The Bangko Sentral ng Pilipinas (BSP) on Wednesday, Jan. 4, said it has directed Bank of the Philippine Islands (BPI) to submit regular or even hourly updates on how it is resolving the technical glitch after the Ayala-owned bank issued an advisory on the incident.
“The BSP has instructed BPI to submit a timeline and updates on the reversal of its erroneous transactions,” said BSP in a statement.
The BSP also assured the banking public that “it is closely coordinating with BPI in relation to the double debit transaction incident affecting BPI accountholders.”
“(BPI) already identified the root cause of the operational error and committed to reverse the erroneous transactions and restore mobile and internet banking services the soonest possible,” said the BSP.
In an advisory on Jan. 4 @TalktoBPI on Twitter, BPI stated that some automated teller machines (ATM), cash accept machines (CAM), point-of-saie or POS, and e-commerce debit transactions from Dec. 30 to 31 were posted twice.
BPI in an update said, "please be informed that we expect correction of the duplicate transactions within the day (Jan. 4)." It added that "given the high volume of inquiries on our banking online channels, you may experience intermittent access to our web and mobile app platforms. Rest assured that your account is safe and secure."
Since November 2018, the BSP has issued rules for the quick reporting on technical glitches and other cyber-related issues of banks.
Banks deal with threats of cyber-related attacks on their cash machines on a daily basis. Other threats that banks and non-banks had to watch out for every day are data breach and financial losses resulting to compromised cyber security systems.
The BSP recognizes a need for public disclosure of such incidents such as technical glitches.
In the past, banks were required to report cyber-related issues within 10 days after it happened. However in 2018, the BSP approved a new rule directing banks to report cyber-related incidents such as technical glitches within two hours of first detecting the crime. This is to prevent further disruptions of financial services and operations such as when a data breach has occurred, described by the BSP as “an incident in which sensitive, protected or confidential data or information has potentially been viewed, stolen, leaked, used or destroyed by unauthorized persons.”

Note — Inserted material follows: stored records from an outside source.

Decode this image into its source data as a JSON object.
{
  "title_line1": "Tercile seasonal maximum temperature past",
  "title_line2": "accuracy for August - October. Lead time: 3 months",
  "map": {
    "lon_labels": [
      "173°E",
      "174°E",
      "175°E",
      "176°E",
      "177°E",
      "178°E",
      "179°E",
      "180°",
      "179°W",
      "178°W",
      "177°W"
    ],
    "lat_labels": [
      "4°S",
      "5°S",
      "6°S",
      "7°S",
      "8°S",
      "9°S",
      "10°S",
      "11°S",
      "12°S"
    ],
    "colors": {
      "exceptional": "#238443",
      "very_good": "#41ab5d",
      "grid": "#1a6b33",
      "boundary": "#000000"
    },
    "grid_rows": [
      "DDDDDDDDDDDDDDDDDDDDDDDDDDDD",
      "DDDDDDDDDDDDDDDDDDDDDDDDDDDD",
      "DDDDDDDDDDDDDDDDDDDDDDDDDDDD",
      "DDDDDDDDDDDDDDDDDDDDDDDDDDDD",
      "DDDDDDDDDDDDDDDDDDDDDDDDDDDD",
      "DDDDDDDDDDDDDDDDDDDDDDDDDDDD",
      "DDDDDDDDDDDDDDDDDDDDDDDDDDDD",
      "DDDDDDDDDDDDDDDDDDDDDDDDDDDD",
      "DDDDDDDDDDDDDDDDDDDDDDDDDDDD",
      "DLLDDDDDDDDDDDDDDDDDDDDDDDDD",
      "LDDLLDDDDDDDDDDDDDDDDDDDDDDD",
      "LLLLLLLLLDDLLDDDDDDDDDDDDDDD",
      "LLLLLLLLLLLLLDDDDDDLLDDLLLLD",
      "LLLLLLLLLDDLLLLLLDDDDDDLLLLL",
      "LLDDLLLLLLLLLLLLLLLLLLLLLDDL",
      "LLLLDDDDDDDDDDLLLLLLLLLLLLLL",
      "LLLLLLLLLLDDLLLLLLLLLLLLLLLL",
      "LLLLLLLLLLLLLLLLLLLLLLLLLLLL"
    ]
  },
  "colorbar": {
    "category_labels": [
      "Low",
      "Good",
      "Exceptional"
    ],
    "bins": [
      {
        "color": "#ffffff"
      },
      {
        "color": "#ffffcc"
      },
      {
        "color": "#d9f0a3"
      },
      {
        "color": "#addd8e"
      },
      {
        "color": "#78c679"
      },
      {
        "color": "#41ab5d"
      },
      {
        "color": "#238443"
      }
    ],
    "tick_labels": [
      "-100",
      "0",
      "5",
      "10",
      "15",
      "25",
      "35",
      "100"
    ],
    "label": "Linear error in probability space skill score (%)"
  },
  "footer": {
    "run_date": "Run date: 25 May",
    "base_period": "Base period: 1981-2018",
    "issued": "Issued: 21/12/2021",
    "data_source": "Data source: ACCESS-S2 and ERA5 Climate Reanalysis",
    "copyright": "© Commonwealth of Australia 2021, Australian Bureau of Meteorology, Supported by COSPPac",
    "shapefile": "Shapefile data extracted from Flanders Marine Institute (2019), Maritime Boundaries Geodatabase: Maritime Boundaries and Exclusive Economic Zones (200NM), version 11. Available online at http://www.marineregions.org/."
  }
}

When or if hit, local banks are ordered to submit to the BSP a follow-up report within 24 hours of the incident and this should contain information such as the manner and time of initial detection, impact of the incident, and initial remedial response.
Quick reporting is key in stopping cyber-related crimes or internal operational glitches from spreading. The BSP said this is necessary due to the “speed of exploitation, proliferation of attack tools and actors, and potentially massive extent of damage”.
BSP Circular No. 1019 (Technology and Cyber-Risk Reporting and Notification Requirements) detailed the guidelines for banks’ periodic reports or annual IT profile and event-driven reports on cyber-related issues.
Reportable major cyber-related crimes are everything that would “seriously jeopardize the confidentiality, integrity or availability of critical information, data or systems of BSP supervised financial institutions.” These would include “compromised state” when someone or something has maliciously broken into networks, systems and computers; data breach; hacking; pharming (a form of cyber attack that redirects website traffic to a fake website); spearphishing; and threat actor (a person, an organized group or government that has superior capabilities to cause major damage to institutions).
What doesn’t need immediate reporting or not considered as major reportable incidents are security events and/or attacks which could be stopped by security systems. However, these could become major incidents if there are a multitude of customer accounts that were hit such as fraudulent transfer of large sums of money.